Cos'e la prestazione occasionale

La prestazione occasionale e una forma di lavoro autonomo non abituale e non continuativo che ti permette di farti pagare senza aprire la Partita IVA. E disciplinata dall'art. 2222 del Codice Civile (contratto d'opera) e, dal punto di vista fiscale, dall'art. 67 del TUIR come reddito diverso.

Occasionale vs abituale: la chiave

La differenza non sta nell'importo, ma nel comportamento. Il lavoro e occasionale quando e sporadico, saltuario e privo di organizzazione stabile. Diventa abituale (e quindi richiede la P.IVA) quando e ripetuto, programmato e svolto con continuita.

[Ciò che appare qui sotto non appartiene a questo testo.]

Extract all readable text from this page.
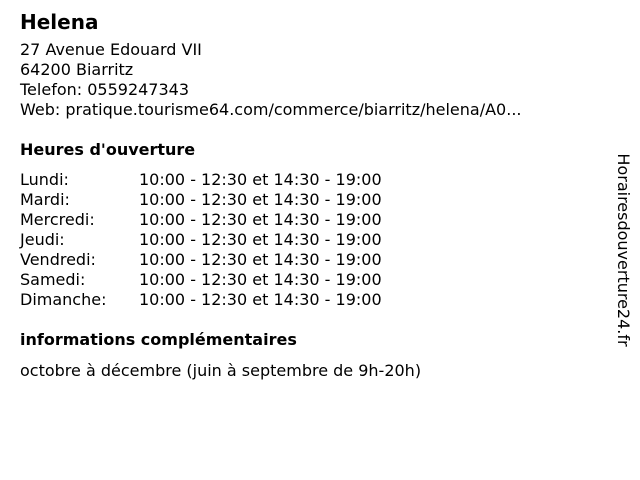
Helena
27 Avenue Edouard VII
64200 Biarritz
Telefon: 0559247343
Web: pratique.tourisme64.com/commerce/biarritz/helena/A0...
Heures d'ouverture
Lundi:	10:00 - 12:30 et 14:30 - 19:00
Mardi:	10:00 - 12:30 et 14:30 - 19:00
Mercredi:	10:00 - 12:30 et 14:30 - 19:00
Jeudi:	10:00 - 12:30 et 14:30 - 19:00
Vendredi:	10:00 - 12:30 et 14:30 - 19:00
Samedi:	10:00 - 12:30 et 14:30 - 19:00
Dimanche:	10:00 - 12:30 et 14:30 - 19:00
informations complémentaires
octobre à décembre (juin à septembre de 9h-20h)
Horairesdouverture24.fr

  • Occasionale: un sito web realizzato una tantum, una consulenza spot, una traduzione singola.
  • Abituale: stessi servizi ripetuti per mesi, clienti ricorrenti, attivita programmata.
  • La parola chiave e "continuita": se l'attivita si ripete con regolarita, non e piu occasionale.

Vuoi capire la differenza con un lavoro stabile? Leggi la guida P.IVA secondo lavoro.

Quando va benissimo

La prestazione occasionale e perfetta per lavori sporadici e di importo contenuto: un piccolo progetto, una consulenza una tantum, un incarico isolato.

Niente costi di apertura, niente PEC, niente fatturazione elettronica obbligatoria: emetti una semplice ricevuta e ti fai pagare.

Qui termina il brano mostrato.